Many churches are establishing contracts with musicians and ministers of music. This may sound unnecessary in the church, but there is NOTHING that causes more contention than a misunderstanding over money....whether in the church or secular. We might as well face 2008 reality. I played for a church about 20 years ago that docked pay. I thought it was ridiculous. It was as if they thought of reasons to dock. Example: one Sunday night service I showed up sick as a dog. The pastor knew this. I played through the whole service. When he was preaching, I left. (He was not a 'hooping' preacher so he needed no organ during his sermon). The only thing I would have missed is the closing song (congregational). I was docked HALF my weekly pay.

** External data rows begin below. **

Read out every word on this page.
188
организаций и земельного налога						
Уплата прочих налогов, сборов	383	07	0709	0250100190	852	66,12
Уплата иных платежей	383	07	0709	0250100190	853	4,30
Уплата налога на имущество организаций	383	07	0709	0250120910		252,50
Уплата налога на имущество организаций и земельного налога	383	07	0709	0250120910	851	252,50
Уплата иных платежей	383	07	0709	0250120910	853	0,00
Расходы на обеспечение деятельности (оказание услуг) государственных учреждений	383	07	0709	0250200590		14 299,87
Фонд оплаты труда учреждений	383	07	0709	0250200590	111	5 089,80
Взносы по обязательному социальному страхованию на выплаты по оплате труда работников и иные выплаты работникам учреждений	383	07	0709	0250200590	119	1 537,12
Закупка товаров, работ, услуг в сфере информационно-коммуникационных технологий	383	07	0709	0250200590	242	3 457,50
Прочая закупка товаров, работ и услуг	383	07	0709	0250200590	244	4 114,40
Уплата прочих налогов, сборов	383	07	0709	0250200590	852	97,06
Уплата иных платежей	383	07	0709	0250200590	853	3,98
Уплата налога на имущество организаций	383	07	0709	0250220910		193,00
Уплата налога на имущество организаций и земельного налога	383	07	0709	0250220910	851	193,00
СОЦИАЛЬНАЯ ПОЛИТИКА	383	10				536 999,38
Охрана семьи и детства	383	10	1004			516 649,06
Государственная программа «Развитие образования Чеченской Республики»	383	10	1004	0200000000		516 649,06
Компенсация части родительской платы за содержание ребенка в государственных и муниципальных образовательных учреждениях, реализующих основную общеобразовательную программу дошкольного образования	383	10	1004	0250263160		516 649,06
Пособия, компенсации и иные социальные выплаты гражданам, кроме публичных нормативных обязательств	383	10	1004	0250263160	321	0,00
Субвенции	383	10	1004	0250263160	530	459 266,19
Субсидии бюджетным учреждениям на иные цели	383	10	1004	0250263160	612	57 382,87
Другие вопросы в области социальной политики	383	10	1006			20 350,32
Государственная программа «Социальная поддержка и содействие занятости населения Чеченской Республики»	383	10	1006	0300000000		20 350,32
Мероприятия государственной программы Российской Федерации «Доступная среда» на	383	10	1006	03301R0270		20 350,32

We often hear about people playing for money as a bad thing. But consider this: the last church I played for as a non-member, I was there for 5 years...EVERY Sunday (except one about 4 years ago when I was on vacation). There was no contract...no understanding or consideration about 'out of the ordinary' things. When Choir day was coming up I worked extra hard...sometimes committing to extra weekly rehearsals. Often they had to sing elsewhere on Sundays and during the week. No extra pay. However, the Sunday I was on vacation, I did not receive pay. I am negotiating with a church right now coming on board as a MOM. No need in pretending to not want certain things and then be bitter about it later when you don't get it. In addition to the office they're offering and the salary, part of MY request is a paid vacation. After a year, I should be able to miss a Sunday and not be docked when I'm faithfully there at all times (my opinion).
Inasmuch as we hear about musicians "just being out there for the money" (and some ARE), we also have to address the issue of churches that take advantage of musicians. If you don't have 'bred' musicians within your OWN congregation, you can't get touchy about having to PAY a musician to minister in your services...and if you never compensate for the 'extras' but are quick to dock for being late or services missed (especially when notified in advance) the church will be once again LOOKING for a musician.
On my SECULAR job, I am a salaried manager. Just this week I was late one day because of going to the doctor to have blood work done as part of my annual physical. However, we also had an early morning meeting this week and a training session that included a "working lunch" (no lunch break that day). My check won't be docked for any time missed...it all balanced out.
I've interviewed with a few churches lately and two of them mentioned contracts. I think that's the future....it's more of a covenant than a contract. We're not going to sue each other, but when you put things in writing you understand YOUR obligations and they understand THEIRS.